- Directed by: Sergey Osipyan
- Written by: Kseniya Kiyashko; Aleksandr Lungin; Sergey Osipyan;
- Produced by: Violetta Krechetova; Sergey Osipyan; Artem Vasilyev;
- Starring: Yuri Butorin; Kirill Pirogov; Kseniya Putepova; Galina Tyunina; Polina Kutepova; Madlen Dzhabrailova; Nikita Tyunin;
- Cinematography: Vsevolod Kaptur
- Music by: Yevgeni Shteinberg
- Production company: Address Film
- Distributed by: SPPR
- Release dates: September 2021 (Kinotavr); January 1, 2022 (Russia);
- Running time: 107 minutes
- Country: Russia
- Language: Russian

= A Portrait of a Stranger =

A Portrait of a Stranger (Портрет незнакомца) is a 2021 Russian drama film directed by Sergey Osipyan. It is scheduled to be theatrically released on January 1, 2022.

== Plot ==
The film is set in Moscow in 1974. At its center is Oleg, a weary-looking but charming actor with a deep voice, who works in radio.
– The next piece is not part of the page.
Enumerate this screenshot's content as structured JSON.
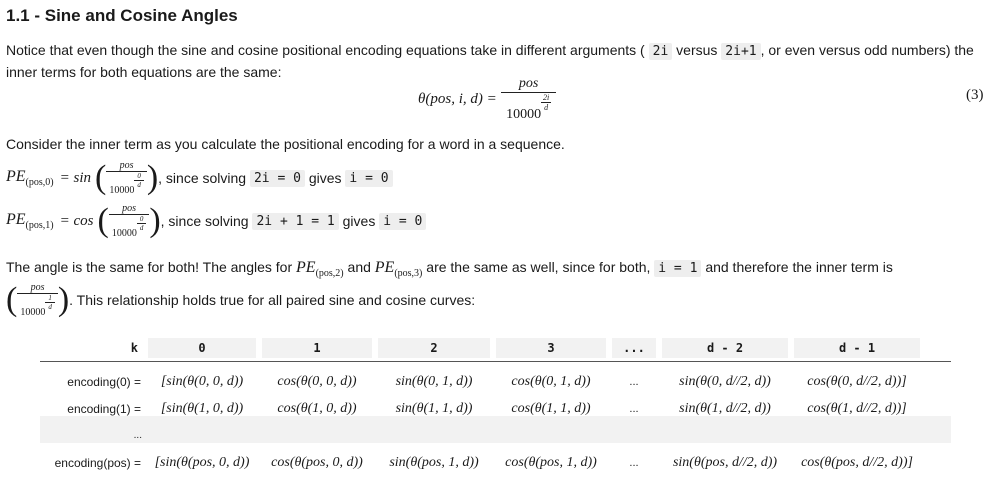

His last source of income—a radio play in which he portrays a Soviet spy—is suddenly canceled, and his wife kicks him out of the house. These setbacks, along with an encounter with Nikolaev, a celebrated writer and living classic, draw Oleg into a whirlwind of surreal events.

==Awards and nominations==
- 2021 Golden Unicorn Awards: nominated for Best Film award.